Accsys ended August with EUR8.3 million in net cash, having improved from the EUR12.2 million net debt position at the end of March. The balance sheet has strengthened following the equity raise back in May, with funds being used to invest in raising capacity in the UK and the Netherlands.
In the UK, Accsys is constructing a new Tricoya plant in Hull and that should be up and running by July 2022. In the Netherlands, it is expanding an Accoya plant in Arnhem with the aim of having that operational within the first three months of 2022. It should have around 33% extra capacity at Arnhem once that work is complete.
Meanwhile, Accysys is also advancing its joint venture in the US for Accoya with Eastman Chemical Corp. The pair are yet to make a final investment decision on building a new Accoya plant in Tennessee that would replicate what it already has at Arnhem. The pair hope to have the plant constructed by the middle of 2023.

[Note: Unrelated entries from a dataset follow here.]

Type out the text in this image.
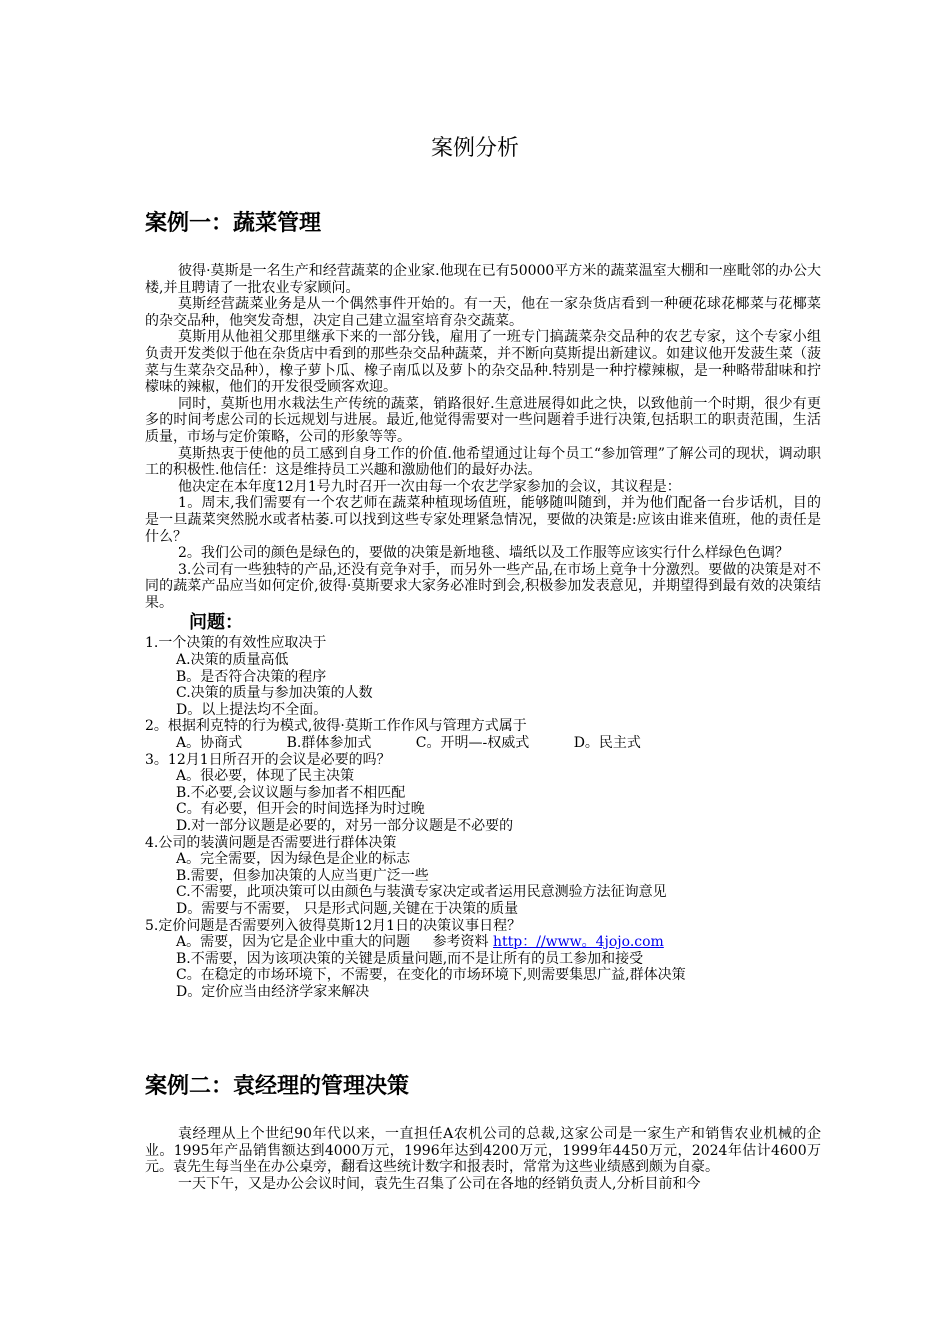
案例分析
案例一：蔬菜管理

彼得·莫斯是一名生产和经营蔬菜的企业家.他现在已有50000平方米的蔬菜温室大棚和一座毗邻的办公大楼,并且聘请了一批农业专家顾问。

莫斯经营蔬菜业务是从一个偶然事件开始的。有一天，他在一家杂货店看到一种硬花球花椰菜与花椰菜的杂交品种，他突发奇想，决定自己建立温室培育杂交蔬菜。

莫斯用从他祖父那里继承下来的一部分钱，雇用了一班专门搞蔬菜杂交品种的农艺专家，这个专家小组负责开发类似于他在杂货店中看到的那些杂交品种蔬菜，并不断向莫斯提出新建议。如建议他开发菠生菜（菠菜与生菜杂交品种），橡子萝卜瓜、橡子南瓜以及萝卜的杂交品种.特别是一种拧檬辣椒，是一种略带甜味和拧檬味的辣椒，他们的开发很受顾客欢迎。

同时，莫斯也用水栽法生产传统的蔬菜，销路很好.生意进展得如此之快，以致他前一个时期，很少有更多的时间考虑公司的长远规划与进展。最近,他觉得需要对一些问题着手进行决策,包括职工的职责范围，生活质量，市场与定价策略，公司的形象等等。

莫斯热衷于使他的员工感到自身工作的价值.他希望通过让每个员工“参加管理”了解公司的现状，调动职工的积极性.他信任：这是维持员工兴趣和激励他们的最好办法。

他决定在本年度12月1号九时召开一次由每一个农艺学家参加的会议，其议程是：

1。周末,我们需要有一个农艺师在蔬菜种植现场值班，能够随叫随到，并为他们配备一台步话机，目的是一旦蔬菜突然脱水或者枯萎.可以找到这些专家处理紧急情况，要做的决策是:应该由谁来值班，他的责任是什么？

2。我们公司的颜色是绿色的，要做的决策是新地毯、墙纸以及工作服等应该实行什么样绿色色调？

3.公司有一些独特的产品,还没有竞争对手，而另外一些产品,在市场上竟争十分激烈。要做的决策是对不同的蔬菜产品应当如何定价,彼得·莫斯要求大家务必准时到会,积极参加发表意见，并期望得到最有效的决策结果。

问题：

1.一个决策的有效性应取决于

A.决策的质量高低

B。是否符合决策的程序

C.决策的质量与参加决策的人数

D。以上提法均不全面。

2。根据利克特的行为模式,彼得·莫斯工作作风与管理方式属于

A。协商式	B.群体参加式	C。开明—-权威式	D。民主式

3。12月1日所召开的会议是必要的吗？

A。很必要，体现了民主决策

B.不必要,会议议题与参加者不相匹配

C。有必要，但开会的时间选择为时过晚

D.对一部分议题是必要的，对另一部分议题是不必要的

4.公司的装潢问题是否需要进行群体决策

A。完全需要，因为绿色是企业的标志

B.需要，但参加决策的人应当更广泛一些

C.不需要，此项决策可以由颜色与装潢专家决定或者运用民意测验方法征询意见

D。需要与不需要， 只是形式问题,关键在于决策的质量

5.定价问题是否需要列入彼得莫斯12月1日的决策议事日程？

A。需要，因为它是企业中重大的问题 参考资料 http：//www。4jojo.com

B.不需要，因为该项决策的关键是质量问题,而不是让所有的员工参加和接受

C。在稳定的市场环境下，不需要，在变化的市场环境下,则需要集思广益,群体决策

D。定价应当由经济学家来解决

案例二：袁经理的管理决策

袁经理从上个世纪90年代以来，一直担任A农机公司的总裁,这家公司是一家生产和销售农业机械的企业。1995年产品销售额达到4000万元，1996年达到4200万元，1999年4450万元，2024年估计4600万元。袁先生每当坐在办公桌旁，翻看这些统计数字和报表时，常常为这些业绩感到颇为自豪。

一天下午，又是办公会议时间，袁先生召集了公司在各地的经销负责人,分析目前和今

‘Looking ahead, we remain confident in delivering on full year expectations and underpinned by the clear market opportunities for our high-performance wood products, we continue to progress towards our ambitious 2025 fivefold increase in production target,’ said CEO Rob Harris.
CMA to investigate Pennon’s purchase of Bristol Water
The UK’s Competition & Markets Authority said it has launched an investigation into Pennon Group’s acquisition of Bristol Water to evaluate whether the deal has lessened competition in the market or adversely affected the UK’s water industry.
Pennon completed its acquisition of Bristol Water earlier this year for £814 million, or £425 million when Bristol Water’s debt is included. Pennon, which already owns Southwest Water, added Bristol Water’s 1.2 million customers as a result. Pennon said it was keen to improve the business to deliver ‘enhanced resilience and water security’ to customers.
However, this morning the CMA said it was now looking at whether the deal ‘has resulted, or may be expected to result, in a substantial lessening of competition within any market or markets in the United Kingdom for goods or services.’
It is also concerned that the merger makes it tougher for Ofwat to compare the handful of water companies operating in the UK.
The CMA has invited comments from interested parties by October 1.
Pennon shares were largely unmoved by the news in early trade this morning, trading broadly flat at 1246.5p.